Last updated: February 29, 2008 - 5:43pm
CENTER FOR CREATIVE VOICES IN THE MEDIA REBUTS FCC'S RULING
[SOURCE: Broadcasting&Cable, AUTHOR: John Eggerton]
A Q&A with Jonathan Rintels, executive director of the Center for Creative Voices in Media, a nonprofit group that promotes free speech in the media. The interview focuses on the ABC's decision to file an appeal of the Federal Communications Commission's proposed indecency fine against a 2003 airing of NYPD Blue that clearly showed the backside (and quite a lot of the rest) of an attractive female character as she was preparing to step into a shower. "We always talk about the gray area and the line between indecency and what’s allowable on television.
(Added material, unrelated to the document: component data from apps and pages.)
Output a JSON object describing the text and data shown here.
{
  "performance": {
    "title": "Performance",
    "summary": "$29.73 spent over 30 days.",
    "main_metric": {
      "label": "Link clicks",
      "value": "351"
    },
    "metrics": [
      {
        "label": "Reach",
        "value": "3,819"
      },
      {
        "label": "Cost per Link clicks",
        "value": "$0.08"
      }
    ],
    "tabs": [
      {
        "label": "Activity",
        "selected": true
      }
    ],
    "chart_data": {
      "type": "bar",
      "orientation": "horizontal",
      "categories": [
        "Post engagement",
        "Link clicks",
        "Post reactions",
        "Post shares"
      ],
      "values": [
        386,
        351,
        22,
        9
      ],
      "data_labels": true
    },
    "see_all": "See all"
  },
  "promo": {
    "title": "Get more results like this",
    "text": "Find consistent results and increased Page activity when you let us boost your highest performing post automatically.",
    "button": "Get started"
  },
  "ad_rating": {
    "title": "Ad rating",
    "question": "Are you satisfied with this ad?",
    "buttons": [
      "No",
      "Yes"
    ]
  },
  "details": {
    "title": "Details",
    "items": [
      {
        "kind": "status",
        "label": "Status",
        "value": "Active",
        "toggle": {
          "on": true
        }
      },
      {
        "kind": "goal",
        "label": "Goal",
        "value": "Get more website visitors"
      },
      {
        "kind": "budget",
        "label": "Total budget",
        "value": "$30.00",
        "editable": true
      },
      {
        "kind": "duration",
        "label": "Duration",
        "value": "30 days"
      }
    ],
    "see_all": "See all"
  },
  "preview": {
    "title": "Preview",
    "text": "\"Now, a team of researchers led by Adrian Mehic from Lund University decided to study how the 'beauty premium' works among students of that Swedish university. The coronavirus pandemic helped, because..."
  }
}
What this decision did was to make this gray area exponentially larger. This scene that they are fining on NYPD Blue was obviously looked at by network standards and practices, who are experts in that area and do their jobs very well. It was allowed through by the lawyers. And yet the FCC decision comes back as though it is pornography. The rhetoric the FCC uses indicates that this scene, which was allowed by ABC executives, is far over the line. They used language like "graphic," "repeated pandering," "titillating" and "shocking." Who knows where the line is now? It is all gray. How is a network supposed to respond to that?"